Tuesday, March 3, 2009

Sick Mommy, Lucky Mommy!

One of the trickiest things about being sick as a married person is trying to remember if you displayed enough empathy the last time your spouse was sick, to ensure that you will be brought cups of lemon water with honey, discharged from all parenting and domestic duties, and otherwise be encouraged to wallow in your misery, aided, abetted and generously supported by the other grownup in the house.

Unfortunately for Crabmommy, sympathy for grownups with flu is not part of my genetic makeup. When Crabhubby starts telling me about a scratchy throat or that "something's coming on" or that he doesn't feel "at my best," I can actually feel this little sympathy center deep within—the amygdala?—shrivel up into a raisin. Instead of immediately thinking of the spouse, I immediately think of myself. Because when the other parent is out of commission it is you who will have to take on the job of looking after both a real child and an infantilized, incapacitated adult.

And so the game goes. This weekend it was I who had to utter the lines that are meant to elicit sympathy from another. Lines like "my hands feel clammy" or "I think I'm getting a fever" or "my head hurts" or "I feel weak." These lines work in two ways, in the double-speak of marriage: they are as much intended to describe the symptoms as to warn the spouse that they need to get their act together because soon you will be totally out of commission. And Crabhubby has been appropriately sympathetic. He has duly taken on all household duties and left me in my bed with a copy of Lucky Jim by Kingsley Amis, who is in my view the much funnier Amis. And I think it is on account of the Amis that I speaking rather formally and grandly to you here from my perch in my bed, laptop atop my knees.

So when I told Crabhubby that I felt weird and that I had a strange taste in my mouth, I was confident that he would react with the sought-after sympathy. Because I was in credit. I had points stored up. You see, while I do not have the genetic disposition to feel sorry for flu-stricken adults (I inherited an impatience for illness from my mother), I have learned the hard way that one must feign tremendous interest in and pay attention to the spousal illnesses, especially in winter, because you need to save up points so that you you, yourself, will receive similarly tender loving care when it's your turn.
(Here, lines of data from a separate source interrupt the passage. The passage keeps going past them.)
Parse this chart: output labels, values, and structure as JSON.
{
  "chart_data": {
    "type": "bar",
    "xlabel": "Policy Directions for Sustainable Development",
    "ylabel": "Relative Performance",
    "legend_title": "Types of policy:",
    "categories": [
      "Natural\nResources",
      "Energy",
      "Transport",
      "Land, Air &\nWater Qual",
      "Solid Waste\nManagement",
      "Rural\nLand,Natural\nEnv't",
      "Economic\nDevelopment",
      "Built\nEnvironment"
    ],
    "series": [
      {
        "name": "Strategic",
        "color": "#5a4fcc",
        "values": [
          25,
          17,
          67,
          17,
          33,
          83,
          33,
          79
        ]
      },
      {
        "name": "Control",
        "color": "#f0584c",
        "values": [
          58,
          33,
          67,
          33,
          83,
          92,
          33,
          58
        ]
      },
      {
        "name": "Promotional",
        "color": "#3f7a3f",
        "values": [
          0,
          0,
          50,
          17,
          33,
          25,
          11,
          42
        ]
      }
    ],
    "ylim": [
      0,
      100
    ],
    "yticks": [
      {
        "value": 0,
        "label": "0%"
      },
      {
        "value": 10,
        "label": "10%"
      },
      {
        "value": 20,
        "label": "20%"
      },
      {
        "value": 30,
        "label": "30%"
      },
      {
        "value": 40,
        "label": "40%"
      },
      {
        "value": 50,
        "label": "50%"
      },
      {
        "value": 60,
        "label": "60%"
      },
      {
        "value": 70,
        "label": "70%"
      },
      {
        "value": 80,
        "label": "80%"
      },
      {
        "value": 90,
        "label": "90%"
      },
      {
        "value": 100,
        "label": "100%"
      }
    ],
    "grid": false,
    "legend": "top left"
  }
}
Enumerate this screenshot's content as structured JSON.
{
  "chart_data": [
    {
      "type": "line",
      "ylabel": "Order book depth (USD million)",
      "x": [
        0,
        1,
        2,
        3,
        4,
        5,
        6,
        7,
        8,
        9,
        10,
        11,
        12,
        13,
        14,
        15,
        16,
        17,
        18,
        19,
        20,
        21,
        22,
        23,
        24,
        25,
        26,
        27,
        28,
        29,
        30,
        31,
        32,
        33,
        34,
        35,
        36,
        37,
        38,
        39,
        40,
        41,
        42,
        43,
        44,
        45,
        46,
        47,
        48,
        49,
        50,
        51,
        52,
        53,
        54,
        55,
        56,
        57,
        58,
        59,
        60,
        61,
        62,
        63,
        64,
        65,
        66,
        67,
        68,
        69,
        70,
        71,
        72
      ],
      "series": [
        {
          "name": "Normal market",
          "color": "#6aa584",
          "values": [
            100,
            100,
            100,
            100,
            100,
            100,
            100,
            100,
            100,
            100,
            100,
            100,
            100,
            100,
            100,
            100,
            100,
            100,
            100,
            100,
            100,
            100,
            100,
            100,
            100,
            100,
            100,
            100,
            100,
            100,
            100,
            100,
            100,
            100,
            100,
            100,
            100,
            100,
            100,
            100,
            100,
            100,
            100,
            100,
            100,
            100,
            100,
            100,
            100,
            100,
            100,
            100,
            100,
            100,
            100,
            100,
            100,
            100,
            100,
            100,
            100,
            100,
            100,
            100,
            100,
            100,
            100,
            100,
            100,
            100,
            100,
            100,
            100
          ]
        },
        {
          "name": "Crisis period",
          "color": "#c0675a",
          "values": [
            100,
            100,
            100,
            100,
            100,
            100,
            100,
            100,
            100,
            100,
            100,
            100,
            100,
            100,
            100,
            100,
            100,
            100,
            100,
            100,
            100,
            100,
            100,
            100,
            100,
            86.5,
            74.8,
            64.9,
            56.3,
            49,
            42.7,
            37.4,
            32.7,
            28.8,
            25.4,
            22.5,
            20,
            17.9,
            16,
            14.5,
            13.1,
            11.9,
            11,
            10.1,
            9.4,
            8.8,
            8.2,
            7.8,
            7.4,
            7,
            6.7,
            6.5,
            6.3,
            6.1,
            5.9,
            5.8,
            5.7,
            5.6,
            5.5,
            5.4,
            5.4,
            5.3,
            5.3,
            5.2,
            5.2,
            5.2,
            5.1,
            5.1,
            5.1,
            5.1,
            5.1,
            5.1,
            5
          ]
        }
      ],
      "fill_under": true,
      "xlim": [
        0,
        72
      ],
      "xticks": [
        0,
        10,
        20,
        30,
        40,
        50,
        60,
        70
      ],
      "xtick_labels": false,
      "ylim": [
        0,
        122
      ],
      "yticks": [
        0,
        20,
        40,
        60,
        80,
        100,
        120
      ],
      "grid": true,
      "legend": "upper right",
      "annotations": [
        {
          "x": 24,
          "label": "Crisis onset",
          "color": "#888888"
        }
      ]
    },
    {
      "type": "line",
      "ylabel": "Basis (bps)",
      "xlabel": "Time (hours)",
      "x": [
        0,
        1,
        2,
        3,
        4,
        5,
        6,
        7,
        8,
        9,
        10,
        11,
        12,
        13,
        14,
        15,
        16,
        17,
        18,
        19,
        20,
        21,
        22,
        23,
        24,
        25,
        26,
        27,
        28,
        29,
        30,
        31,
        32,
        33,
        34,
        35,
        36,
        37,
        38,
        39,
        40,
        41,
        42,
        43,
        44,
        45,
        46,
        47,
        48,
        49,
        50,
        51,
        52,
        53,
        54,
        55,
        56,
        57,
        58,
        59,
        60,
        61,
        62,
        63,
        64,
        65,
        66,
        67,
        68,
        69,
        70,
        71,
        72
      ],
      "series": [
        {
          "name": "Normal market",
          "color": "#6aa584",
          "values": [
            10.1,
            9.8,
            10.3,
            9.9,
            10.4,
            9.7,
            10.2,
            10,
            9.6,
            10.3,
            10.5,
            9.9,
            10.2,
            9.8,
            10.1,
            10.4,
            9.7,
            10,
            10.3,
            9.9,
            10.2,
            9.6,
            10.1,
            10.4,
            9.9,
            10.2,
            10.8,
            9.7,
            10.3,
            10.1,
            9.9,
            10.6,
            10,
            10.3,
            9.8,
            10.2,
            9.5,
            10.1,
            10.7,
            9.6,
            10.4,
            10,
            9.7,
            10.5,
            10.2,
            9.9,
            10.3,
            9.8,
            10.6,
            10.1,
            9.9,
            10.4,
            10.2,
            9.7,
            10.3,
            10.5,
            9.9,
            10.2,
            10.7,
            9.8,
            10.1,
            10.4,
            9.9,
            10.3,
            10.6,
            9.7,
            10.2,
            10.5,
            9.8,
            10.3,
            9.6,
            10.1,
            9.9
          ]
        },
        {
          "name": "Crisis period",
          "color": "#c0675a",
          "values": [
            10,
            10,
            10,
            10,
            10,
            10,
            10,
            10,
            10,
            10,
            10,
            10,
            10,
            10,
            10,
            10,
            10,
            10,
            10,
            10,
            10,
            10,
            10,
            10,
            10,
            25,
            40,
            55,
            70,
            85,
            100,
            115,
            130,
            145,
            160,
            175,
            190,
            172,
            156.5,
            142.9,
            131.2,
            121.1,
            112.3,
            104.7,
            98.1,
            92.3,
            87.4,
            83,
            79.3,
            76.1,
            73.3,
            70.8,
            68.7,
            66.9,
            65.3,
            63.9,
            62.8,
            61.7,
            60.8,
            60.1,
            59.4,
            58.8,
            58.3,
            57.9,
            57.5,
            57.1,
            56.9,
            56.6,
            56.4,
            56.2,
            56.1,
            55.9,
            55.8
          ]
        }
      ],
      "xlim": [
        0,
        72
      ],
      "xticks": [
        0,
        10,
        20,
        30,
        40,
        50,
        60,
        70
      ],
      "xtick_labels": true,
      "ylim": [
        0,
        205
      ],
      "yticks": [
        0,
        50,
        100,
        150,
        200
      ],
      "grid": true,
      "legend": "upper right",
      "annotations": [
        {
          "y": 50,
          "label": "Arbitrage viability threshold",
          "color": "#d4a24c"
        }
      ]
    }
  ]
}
And usually it's your turn right after theirs.

Since Crabhubby had only last week been gently ministered to by me, and I had pretended extreme interest in the various subtleties of his virus, I have managed to earn myself the same loving care in return. The whole thing is a perfect metaphor for marriage. You give them what they want and they will do unto you the same.

I wasn't always so forward-thinking on this subject. I used to react snappishly when Crabhub came down with something and I would huff about like a martyr, making a big production out of mixing Theraflu. But I'm glad to say that I have learned from my mistakes. Which is why I am having such a nice time right now. With points in credit I'm actually loving being sick. My flu virus is just one of those where you feel weak and achy and have a cough. Nothing too revolting. And I get to lie in bed and watch the sun slide around the room. I get to read my book in the daytime and not feel guilty. The door is closed and small people are ushered gently but firmly away from Mommy's bedside.

I am helpless, unable to attend to any duties in the outside world, nor any duties within the home. I am encouraged by others to sleep and "take it easy." I have only one job: to convalesce and recharge my batteries. In other words, I'm on vacation.

Best I end it there, people. I need to conserve my strength. All this blogging has tired me out, set me back at least two days. Oh dear. Poor Crabhubby. Lucky me.

9 comments:

Charlotte said...

Isn't it tragic that when we have kids, we actually look forward to being sick?

Hope you get better, but not too soon.

Amanda Enclade said...

when I was a kid I would stretch out my sickness for at least a couple days.I loved staying home, watching tv, getting much needed attention from my mom, etc. now when I get sick I push the idea away thinking maybe I can fend it off with positive thinking because there is no way no hell anyone will be taking care of me!

KMed said...

Had minor surgery last summer, complete with the good drugs and mandatory bed rest. Heaven! Get better soonish.

Trin said...

The last time I "got sick" was about 15 years ago when I had a partial thyroidectomy. I was shoved out of hospital a day or so later and faced with a child with nits - which I had to attend to with my head feeling like it was about to fall off my neck. Needless to say, divorced soon after and "being sick" is not in my vocabulary, as per Amanda's comments.

crabmommy said...

Amanda, Trin:
I cannot even IMAGINE a healthy day of being a parent on the job without another in the house helping, let alone being a sick one. Indeed I complain and crab but Crabhubby is very helpful--even I cannot pretend otherwise...

crabmommy said...

even if he also drives me batty and vice bloody versa. and sometimes the marriageless life sounds like heaven on a stick.

foolery said...

I don't know what to wish you -- good health? Chronic wasting disease? Hysterical pregnancy?

Happy happy!

'cuz I'm the mommy, that's why! said...

I must work on my feigned sympathy to Hubby's ailments...

macy watching new moon said...

I found this quite entertaining. I love the insight on married life. LOL.